Billie Holiday and the musicians with whom she played rescue us from the beliefs about love played out in Trevor’s performance of “Moanin’ Low.” In Holiday’s recording, heartbreak and longing are still potent, but they are no longer dire. Perhaps when someone sings a song like “Moanin’ Low” so many times, the feeling of the song changes; it is no longer a singular cry of pain, as it was for Trevor, but a standard. It is no longer about a catastrophe (“Gonna die!”), but about a kind of chronic pain. Holiday knew about cravings as well as anyone, but she must have known, too, about their inescapable dailiness, about the quotidian nature of all joy and pain, even in love. In the songs she wrote, pangs of the heart are always grounded by a sharp eye for the mundane: what we are wearing, what we are holding in our hands, what we actually said to one another when we were fighting. Who else would write a song about a mean lover that contains an entire verse describing his unusual pants (“He wears high trimmed pants/Stripes are really yellow/But when he starts in to love me/He is so fine and mellow”? Who else would use plumbing as a metaphor for unrequited love (“Love is just like a faucet/It turns on and off”)? This ruthless awareness of our ordinary lives is, for me at least, a great insight from Holiday’s music. There is no better time to listen to these songs, than when we are relaxing in the breeze; when we are unpacking our kitchens; when we are wrestling our poorly-made furniture with the wrong size screwdriver. We all have terrible, big feelings sometimes, of hunger and of love, but these feelings come to us and stay with us in the confines of our real and daily lives. What then is the point of exploding the center of a sad song? That is an only an outburst. You may go to bed sobbing like Claire Trevor, cast away over the bar at the end of her song; but you will wake up like Billie Holiday, unhappy but not really surprised to find that the sun that set over your heart the night before is rising above it again this morning. This is in fact the condition of your life. So sing along with Holiday: “Good morning heartache, here we go again.”


1 Some of the best songs from this group I mention in the text of the article, but I did not have occasion to include a few others. They are splendid songs, and I can’t bear to leave them off: “He’s Funny That Way,” “Until the Real Thing Comes Along,” “When a Woman Loves a Man,” and “More Than You Know.”

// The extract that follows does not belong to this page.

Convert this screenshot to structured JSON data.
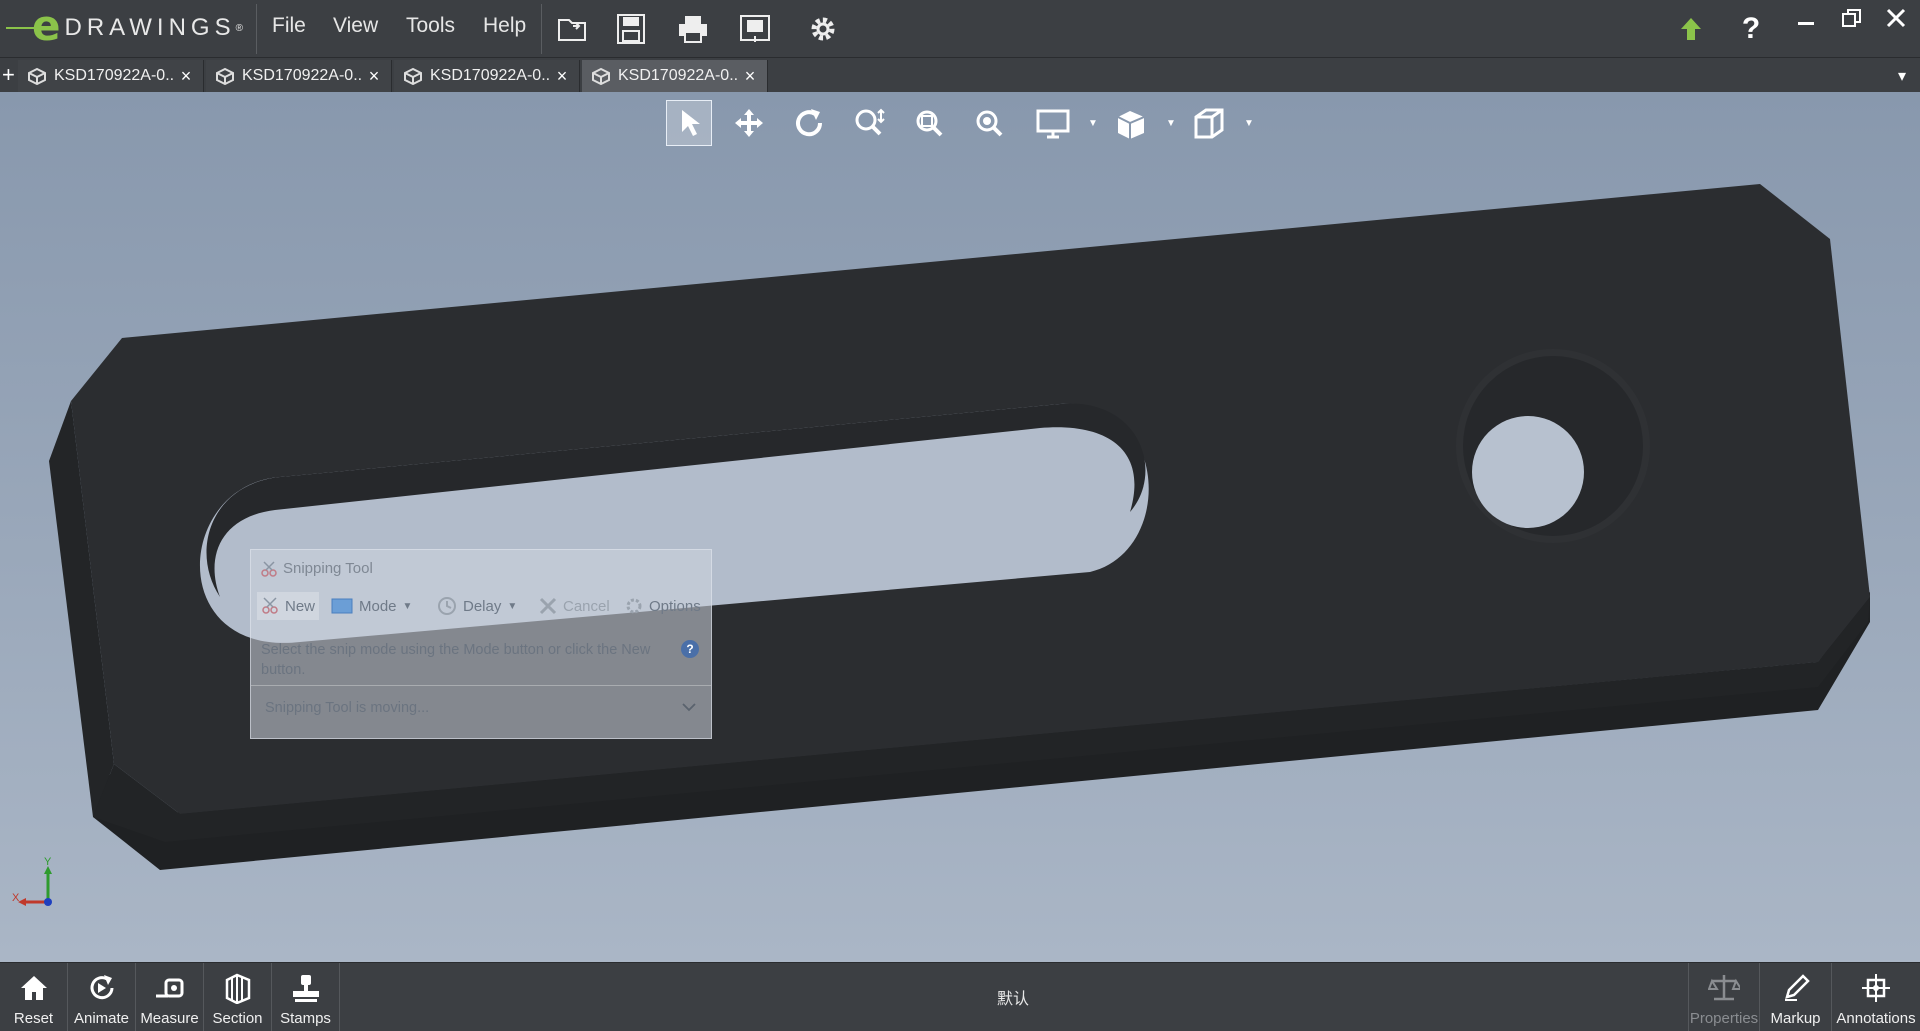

2 Incidentally, “Don’t Explain” is an unusual song in Holiday’s oeuvre, in that all recorded performances are in a fairly melancholy style. One of Holiday’s great strengths as a musician was her constant experimentation with familiar standards (compare, for example, the recording of “My Man” mentioned above with this one from later in her career). Given Holiday’s love of variation, it is interesting that she appears to have hewed so closely to a single interpretation of this song.

3 Paolo Novaes, at his fantastic website billieholidaysongs.com. His notes on more than 600 Holiday recordings are extremely informative, and he communicates a generous love for the music.